How Does It Feel To Feel?

In two separate conversations lately, I’ve been giving friends updates on my current work and financial situation — spoilers: both have been better than they currently are — only to receive roughly the same response: “I’m surprised how upbeat you sound, despite everything that’s going on!”

I’m paraphrasing; one of the responses was more along the lines of, “Why do you sound so happy?” as if I was doing something wrong by not being more depressed, which I admit that I love. There’s something amusing to me about admonishing someone for not being distraught enough in reaction to dire circumstances, as if they’re doing it wrong. Aren’t we… supposed to not surrender to the history of the world, and all that kind of thing…?
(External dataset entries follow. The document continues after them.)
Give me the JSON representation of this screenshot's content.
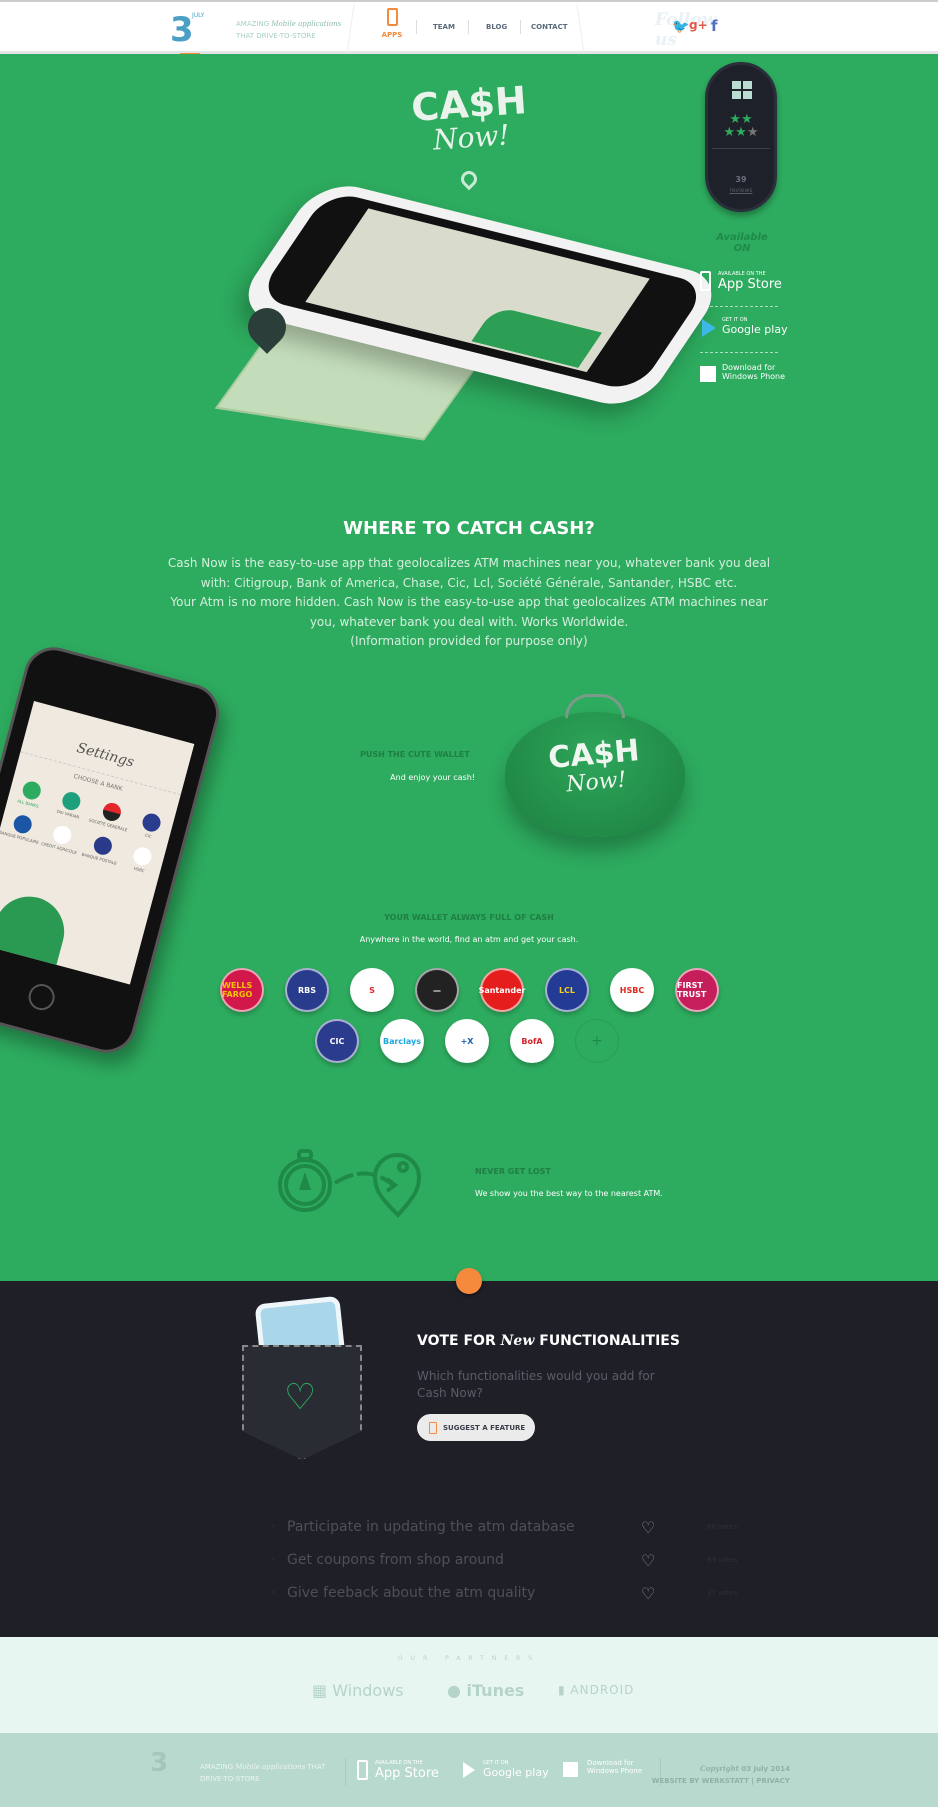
{
  "header": {
    "logo_day": "3",
    "logo_month": "JULY",
    "tagline_1": "AMAZING",
    "tagline_script": "Mobile applications",
    "tagline_2": "THAT DRIVE-TO-STORE",
    "nav": [
      {
        "label": "APPS",
        "active": true
      },
      {
        "label": "TEAM"
      },
      {
        "label": "BLOG"
      },
      {
        "label": "CONTACT"
      }
    ],
    "follow": "Follow us"
  },
  "hero": {
    "app_logo_line1": "CA$H",
    "app_logo_line2": "Now!",
    "rating": {
      "stars": 3.5,
      "max": 5,
      "reviews_count": "39",
      "reviews_label": "reviews"
    },
    "available_on": "Available ON",
    "stores": [
      {
        "small": "AVAILABLE ON THE",
        "big": "App Store"
      },
      {
        "small": "GET IT ON",
        "big": "Google play"
      },
      {
        "small": "Download for",
        "big": "Windows Phone"
      }
    ]
  },
  "intro": {
    "title": "WHERE TO CATCH CASH?",
    "lines": [
      "Cash Now is the easy-to-use app that geolocalizes ATM machines near you, whatever bank you deal",
      "with: Citigroup, Bank of America, Chase, Cic, Lcl, Société Générale, Santander, HSBC etc.",
      "Your Atm is no more hidden. Cash Now is the easy-to-use app that geolocalizes ATM machines near",
      "you, whatever bank you deal with. Works Worldwide.",
      "(Information provided for purpose only)"
    ]
  },
  "phone_screen": {
    "title": "Settings",
    "subtitle": "CHOOSE A BANK",
    "banks": [
      "ALL BANKS",
      "DIV VARIAN",
      "SOCIETE GENERALE",
      "CIC",
      "BANQUE POPULAIRE",
      "CREDIT AGRICOLE",
      "BANQUE POSTALE",
      "HSBC"
    ]
  },
  "wallet": {
    "title": "PUSH THE CUTE WALLET",
    "text": "And enjoy your cash!"
  },
  "banks_section": {
    "title": "YOUR WALLET ALWAYS FULL OF CASH",
    "text": "Anywhere in the world, find an atm and get your cash.",
    "banks": [
      {
        "name": "WELLS FARGO",
        "bg": "#d2174a",
        "fg": "#f6c500"
      },
      {
        "name": "RBS",
        "bg": "#283b8c",
        "fg": "#fff"
      },
      {
        "name": "S",
        "bg": "#fff",
        "fg": "#e3262b"
      },
      {
        "name": "—",
        "bg": "#222",
        "fg": "#fff"
      },
      {
        "name": "Santander",
        "bg": "#e51d1d",
        "fg": "#fff"
      },
      {
        "name": "LCL",
        "bg": "#233b94",
        "fg": "#f3d11b"
      },
      {
        "name": "HSBC",
        "bg": "#fff",
        "fg": "#e2261d"
      },
      {
        "name": "FIRST TRUST",
        "bg": "#c51e5a",
        "fg": "#fff"
      },
      {
        "name": "CIC",
        "bg": "#2b3b8d",
        "fg": "#fff"
      },
      {
        "name": "Barclays",
        "bg": "#fff",
        "fg": "#1ba6e0"
      },
      {
        "name": "+X",
        "bg": "#fff",
        "fg": "#1b5fb0"
      },
      {
        "name": "BofA",
        "bg": "#fff",
        "fg": "#d2232a"
      }
    ],
    "more": "+"
  },
  "navigate": {
    "title": "NEVER GET LOST",
    "text": "We show you the best way to the nearest ATM."
  },
  "vote": {
    "title_1": "VOTE FOR",
    "title_script": "New",
    "title_2": "FUNCTIONALITIES",
    "text": "Which functionalities would you add for Cash Now?",
    "button": "SUGGEST A FEATURE",
    "items": [
      {
        "label": "Participate in updating the atm database",
        "votes": "66 votes"
      },
      {
        "label": "Get coupons from shop around",
        "votes": "63 votes"
      },
      {
        "label": "Give feeback about the atm quality",
        "votes": "37 votes"
      }
    ]
  },
  "partners": {
    "title": "OUR PARTNERS",
    "items": [
      "Windows",
      "iTunes",
      "ANDROID"
    ]
  },
  "footer": {
    "tagline_1": "AMAZING",
    "tagline_script": "Mobile applications",
    "tagline_2": "THAT DRIVE-TO-STORE",
    "stores": [
      {
        "small": "AVAILABLE ON THE",
        "big": "App Store"
      },
      {
        "small": "GET IT ON",
        "big": "Google play"
      },
      {
        "small": "Download for",
        "big": "Windows Phone"
      }
    ],
    "copyright_script": "Copyright",
    "copyright": "03 July 2014",
    "credit": "WEBSITE BY WERKSTATT",
    "privacy": "PRIVACY"
  },
  "colors": {
    "green": "#2dab5e",
    "dark": "#1e1f27",
    "orange": "#f58a3c"
  }
}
Nonetheless, I’ve been caught with the idea that I am happier than I have the right to be over the last few days. Not that I feel as if I’m being criticized, per se, because that really is just a funny idea to me — be more sad, dammit — but, instead, that maybe I’m missing something that means far worse things than I have properly taken into account. What if I really should be more sad, or more worried, or more angry, than I currently am?

Ironically, that concern — that I’m missing some implication or meaning that others are instinctively, immediately grasping, and it’ll all end in tears — is what’s been keeping me up at night, almost literally. I’ve had dreams about things going worse and me not seeing it coming, and woken up uncertain and wishing I could remember the details more clearly, just in case.

The idea that there’s worse around the corner and I’ve been blissfully unaware has slowly been becoming the worse that’s been around the corner all along, and now it’s derailing whatever good mood I was in before this. Is this a sign that memetic warfare is possible and potent, or merely that I’m particularly impressionable when things are up in the air?